When people talk about suicide, they tend to offer too many euphemisms to mask the dire nature of the problem. It’s reduced to being a permanent solution to a temporary problem, an easy way out or a final cry for help.
Edging around the word and its implications only furthers the stigma surrounding mental illness and suicidal urges. Mental illness is seen as weak; those who struggle with them are labeled as crazy.
And yet, when people take their own lives, we rally behind them promising changes in our behavior and eternal niceties in their honor. Then, we revert back to our prior habits of ignoring the problem and continuing stereotypes.
In the eighth grade, after battling depression and bullying, I attempted suicide. In what I thought was my final statement, I implored my friends and loved ones to be open-minded and recognize how their actions could hurt other people.
Then I went into silence. Instead of taking my cry for help as an opportunity to become better individuals, people whispered about how I was crazy. Instead of using my own experience with conquering mental illness and overcoming urges, I felt forced into remaining quiet out of fear of the backlash from my peers.

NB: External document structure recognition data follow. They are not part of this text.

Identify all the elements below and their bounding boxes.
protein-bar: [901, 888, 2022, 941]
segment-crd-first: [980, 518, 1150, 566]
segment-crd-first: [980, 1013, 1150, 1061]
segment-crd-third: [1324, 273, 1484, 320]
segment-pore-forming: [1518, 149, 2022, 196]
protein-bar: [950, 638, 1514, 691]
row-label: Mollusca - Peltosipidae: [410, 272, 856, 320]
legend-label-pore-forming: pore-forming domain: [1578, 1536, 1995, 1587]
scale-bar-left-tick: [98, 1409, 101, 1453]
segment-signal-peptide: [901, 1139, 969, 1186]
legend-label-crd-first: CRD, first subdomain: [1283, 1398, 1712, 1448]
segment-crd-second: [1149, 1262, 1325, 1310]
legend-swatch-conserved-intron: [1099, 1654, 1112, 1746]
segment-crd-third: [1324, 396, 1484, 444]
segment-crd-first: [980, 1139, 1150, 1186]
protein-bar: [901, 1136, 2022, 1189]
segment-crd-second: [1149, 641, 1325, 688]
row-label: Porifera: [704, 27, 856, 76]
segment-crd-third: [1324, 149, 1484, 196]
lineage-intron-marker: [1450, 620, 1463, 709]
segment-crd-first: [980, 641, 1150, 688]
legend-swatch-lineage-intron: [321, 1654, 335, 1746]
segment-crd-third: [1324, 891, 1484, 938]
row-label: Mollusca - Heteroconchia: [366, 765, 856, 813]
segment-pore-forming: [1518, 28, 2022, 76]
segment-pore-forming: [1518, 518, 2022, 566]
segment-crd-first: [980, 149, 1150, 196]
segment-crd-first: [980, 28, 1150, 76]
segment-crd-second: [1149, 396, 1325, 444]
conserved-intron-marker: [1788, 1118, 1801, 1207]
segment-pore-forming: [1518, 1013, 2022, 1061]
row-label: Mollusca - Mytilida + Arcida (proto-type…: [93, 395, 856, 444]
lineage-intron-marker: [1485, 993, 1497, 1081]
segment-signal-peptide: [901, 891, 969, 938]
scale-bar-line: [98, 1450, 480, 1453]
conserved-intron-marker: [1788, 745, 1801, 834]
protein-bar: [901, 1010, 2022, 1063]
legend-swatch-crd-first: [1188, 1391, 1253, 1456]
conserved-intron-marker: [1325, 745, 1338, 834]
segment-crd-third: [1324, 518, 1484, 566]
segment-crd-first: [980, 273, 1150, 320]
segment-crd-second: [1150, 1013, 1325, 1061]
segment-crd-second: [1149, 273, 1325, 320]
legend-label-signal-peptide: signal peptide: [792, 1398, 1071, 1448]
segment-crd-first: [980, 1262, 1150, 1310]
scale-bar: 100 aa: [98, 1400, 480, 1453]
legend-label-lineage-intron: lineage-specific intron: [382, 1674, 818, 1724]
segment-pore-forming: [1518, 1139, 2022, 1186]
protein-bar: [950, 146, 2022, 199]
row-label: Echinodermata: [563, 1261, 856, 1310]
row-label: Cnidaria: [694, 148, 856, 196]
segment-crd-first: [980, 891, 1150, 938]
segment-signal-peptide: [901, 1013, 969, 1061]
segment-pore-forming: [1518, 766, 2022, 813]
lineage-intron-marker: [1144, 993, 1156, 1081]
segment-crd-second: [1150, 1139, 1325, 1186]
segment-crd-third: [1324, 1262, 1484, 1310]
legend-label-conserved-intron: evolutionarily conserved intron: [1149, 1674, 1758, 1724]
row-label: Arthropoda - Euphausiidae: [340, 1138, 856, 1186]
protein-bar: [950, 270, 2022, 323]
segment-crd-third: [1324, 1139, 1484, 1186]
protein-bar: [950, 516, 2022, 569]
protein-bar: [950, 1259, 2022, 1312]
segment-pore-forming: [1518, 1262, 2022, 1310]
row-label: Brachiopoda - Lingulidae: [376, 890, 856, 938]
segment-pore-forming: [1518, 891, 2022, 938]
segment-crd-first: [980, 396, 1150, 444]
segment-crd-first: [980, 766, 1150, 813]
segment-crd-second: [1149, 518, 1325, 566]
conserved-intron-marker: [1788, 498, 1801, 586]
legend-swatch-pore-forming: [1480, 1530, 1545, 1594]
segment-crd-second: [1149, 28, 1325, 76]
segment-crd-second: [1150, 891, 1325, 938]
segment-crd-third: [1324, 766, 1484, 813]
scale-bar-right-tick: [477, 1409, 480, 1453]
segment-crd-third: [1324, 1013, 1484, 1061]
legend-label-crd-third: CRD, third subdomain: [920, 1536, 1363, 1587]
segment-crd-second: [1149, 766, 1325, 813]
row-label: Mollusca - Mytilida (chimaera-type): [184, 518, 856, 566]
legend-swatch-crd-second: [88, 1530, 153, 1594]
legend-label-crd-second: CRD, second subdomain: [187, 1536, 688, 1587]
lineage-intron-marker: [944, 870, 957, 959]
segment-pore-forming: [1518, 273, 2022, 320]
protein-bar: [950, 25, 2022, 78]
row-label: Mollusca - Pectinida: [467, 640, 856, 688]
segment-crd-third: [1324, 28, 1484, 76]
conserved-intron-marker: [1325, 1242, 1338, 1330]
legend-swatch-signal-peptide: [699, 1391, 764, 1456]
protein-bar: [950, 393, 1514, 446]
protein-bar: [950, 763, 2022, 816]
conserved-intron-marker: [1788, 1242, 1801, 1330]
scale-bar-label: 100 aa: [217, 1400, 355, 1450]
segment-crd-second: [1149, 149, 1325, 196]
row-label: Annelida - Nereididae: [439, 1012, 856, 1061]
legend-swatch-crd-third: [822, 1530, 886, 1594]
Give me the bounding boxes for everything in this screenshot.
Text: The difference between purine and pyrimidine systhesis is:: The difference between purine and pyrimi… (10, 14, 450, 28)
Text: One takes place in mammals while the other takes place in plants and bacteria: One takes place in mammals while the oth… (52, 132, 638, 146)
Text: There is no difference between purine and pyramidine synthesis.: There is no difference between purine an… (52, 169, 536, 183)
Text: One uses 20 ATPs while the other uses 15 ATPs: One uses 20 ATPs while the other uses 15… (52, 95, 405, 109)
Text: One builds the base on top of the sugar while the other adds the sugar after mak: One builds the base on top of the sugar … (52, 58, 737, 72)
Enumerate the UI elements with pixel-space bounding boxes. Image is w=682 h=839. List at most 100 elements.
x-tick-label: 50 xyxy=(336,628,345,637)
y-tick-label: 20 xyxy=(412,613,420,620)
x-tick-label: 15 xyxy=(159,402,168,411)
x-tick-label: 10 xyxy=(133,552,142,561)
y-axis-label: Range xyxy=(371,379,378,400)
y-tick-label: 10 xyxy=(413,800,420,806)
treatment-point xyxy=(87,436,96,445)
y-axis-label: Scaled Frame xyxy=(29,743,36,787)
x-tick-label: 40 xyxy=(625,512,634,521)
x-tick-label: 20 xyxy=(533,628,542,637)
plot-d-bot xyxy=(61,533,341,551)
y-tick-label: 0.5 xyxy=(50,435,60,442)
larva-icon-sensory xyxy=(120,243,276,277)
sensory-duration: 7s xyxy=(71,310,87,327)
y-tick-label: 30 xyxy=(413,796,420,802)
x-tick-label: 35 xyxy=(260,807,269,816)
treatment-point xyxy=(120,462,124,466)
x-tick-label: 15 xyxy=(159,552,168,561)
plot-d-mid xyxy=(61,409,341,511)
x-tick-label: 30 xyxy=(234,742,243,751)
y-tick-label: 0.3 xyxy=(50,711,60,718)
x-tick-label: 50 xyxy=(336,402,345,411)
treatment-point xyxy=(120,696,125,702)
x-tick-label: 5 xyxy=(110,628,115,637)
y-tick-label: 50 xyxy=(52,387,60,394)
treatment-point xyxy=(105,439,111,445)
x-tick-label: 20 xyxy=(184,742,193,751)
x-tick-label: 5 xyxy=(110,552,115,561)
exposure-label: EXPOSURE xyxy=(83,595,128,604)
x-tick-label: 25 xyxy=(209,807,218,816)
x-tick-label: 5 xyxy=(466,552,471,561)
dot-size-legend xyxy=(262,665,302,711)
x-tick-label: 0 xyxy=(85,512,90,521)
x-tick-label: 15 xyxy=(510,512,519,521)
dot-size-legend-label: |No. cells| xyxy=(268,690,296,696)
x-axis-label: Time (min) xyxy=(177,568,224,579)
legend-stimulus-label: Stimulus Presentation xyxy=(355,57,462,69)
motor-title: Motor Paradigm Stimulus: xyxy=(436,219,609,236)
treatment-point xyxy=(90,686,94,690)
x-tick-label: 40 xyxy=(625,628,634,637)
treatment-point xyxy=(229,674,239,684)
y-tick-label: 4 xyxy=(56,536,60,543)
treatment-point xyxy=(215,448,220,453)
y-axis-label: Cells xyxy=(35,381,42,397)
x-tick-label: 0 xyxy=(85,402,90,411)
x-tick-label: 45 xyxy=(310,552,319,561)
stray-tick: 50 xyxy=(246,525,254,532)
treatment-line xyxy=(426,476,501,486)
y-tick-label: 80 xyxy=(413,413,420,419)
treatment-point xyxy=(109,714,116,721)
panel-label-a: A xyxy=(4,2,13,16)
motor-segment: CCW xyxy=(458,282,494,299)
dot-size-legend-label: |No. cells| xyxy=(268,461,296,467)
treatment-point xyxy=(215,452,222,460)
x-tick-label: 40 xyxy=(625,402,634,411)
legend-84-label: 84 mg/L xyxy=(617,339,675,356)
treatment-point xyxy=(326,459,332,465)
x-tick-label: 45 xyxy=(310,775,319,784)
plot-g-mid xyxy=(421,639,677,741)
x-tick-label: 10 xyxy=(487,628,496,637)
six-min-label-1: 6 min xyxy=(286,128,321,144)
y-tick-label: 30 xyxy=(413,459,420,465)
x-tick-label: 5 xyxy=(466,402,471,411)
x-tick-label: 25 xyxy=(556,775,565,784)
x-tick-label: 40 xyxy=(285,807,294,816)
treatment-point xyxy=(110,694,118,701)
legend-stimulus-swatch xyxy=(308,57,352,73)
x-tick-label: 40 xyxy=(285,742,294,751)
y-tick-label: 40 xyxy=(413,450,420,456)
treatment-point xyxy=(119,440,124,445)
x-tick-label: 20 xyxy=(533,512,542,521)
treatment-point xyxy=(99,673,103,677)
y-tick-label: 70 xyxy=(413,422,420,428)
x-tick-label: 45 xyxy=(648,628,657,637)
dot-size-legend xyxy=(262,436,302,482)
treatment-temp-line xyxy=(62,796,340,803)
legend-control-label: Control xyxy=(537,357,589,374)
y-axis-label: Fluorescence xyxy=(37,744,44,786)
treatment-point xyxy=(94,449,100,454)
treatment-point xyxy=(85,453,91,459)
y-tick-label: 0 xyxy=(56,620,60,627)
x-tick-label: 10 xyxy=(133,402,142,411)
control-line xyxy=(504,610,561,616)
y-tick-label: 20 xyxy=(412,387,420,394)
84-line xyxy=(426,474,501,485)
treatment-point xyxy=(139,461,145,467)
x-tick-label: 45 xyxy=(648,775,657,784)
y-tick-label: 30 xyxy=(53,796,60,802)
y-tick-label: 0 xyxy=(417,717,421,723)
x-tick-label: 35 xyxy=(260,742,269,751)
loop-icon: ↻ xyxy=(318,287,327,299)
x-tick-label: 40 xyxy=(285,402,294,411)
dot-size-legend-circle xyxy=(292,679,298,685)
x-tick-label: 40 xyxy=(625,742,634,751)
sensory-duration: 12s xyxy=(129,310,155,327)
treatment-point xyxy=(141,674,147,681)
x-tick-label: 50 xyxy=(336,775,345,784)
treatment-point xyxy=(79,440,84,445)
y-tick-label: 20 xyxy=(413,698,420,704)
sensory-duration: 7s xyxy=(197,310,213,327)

This silence around suicidal urges is flawed. The Centers for Disease Control and Prevention surveyed students in grades 9 to 12 nationwide and found that 16 percent of students had seriously considered suicide. Moreover, 13 percent actually made a serious plan.
Recent tragedies from Fairfax, McLean and Langley have amplified the need for a revolution in mental healthcare and counseling among youth. While FCPS has launched an investigation into the causes of suicide and implemented depression screenings, the school system could be doing more to help vulnerable youth.
Fairfax County’s youth survey, which is administered to eighth-, tenth- and 12th-grade students, reported that 32.6 percent of 12th-graders in 2013 experienced depressive symptoms. Furthermore, almost one in four female students and one in nine male students stated that they had seriously considered suicide in the last year.
While I commend FCPS on its initiatives to investigate adolescent depression and anxiety and its attempts to provide resources for teenagers in distress, we need to address the core factors behind teenage mental illness.
Lack of sleep, an abundance of pressure to be “successful,” social stresses and an unreasonable workload are primary contributors to illnesses such as depression and anxiety. Rather than working to fix the problem after it’s introduced, we need to reduce these triggers.
Teachers have been taught how to identify certain symptoms in teens, but the rest of the community needs to step in and help.
Forget your personal connotations of those with mental illness. Be a supporting friend, and if you do believe you’re suffering, don’t be afraid to seek help.
There will always be a light at the end of the tunnel, and there will always be someone more than willing to help. For every person who mocks those with mental illness, there are ten more people who love and respect you no matter what.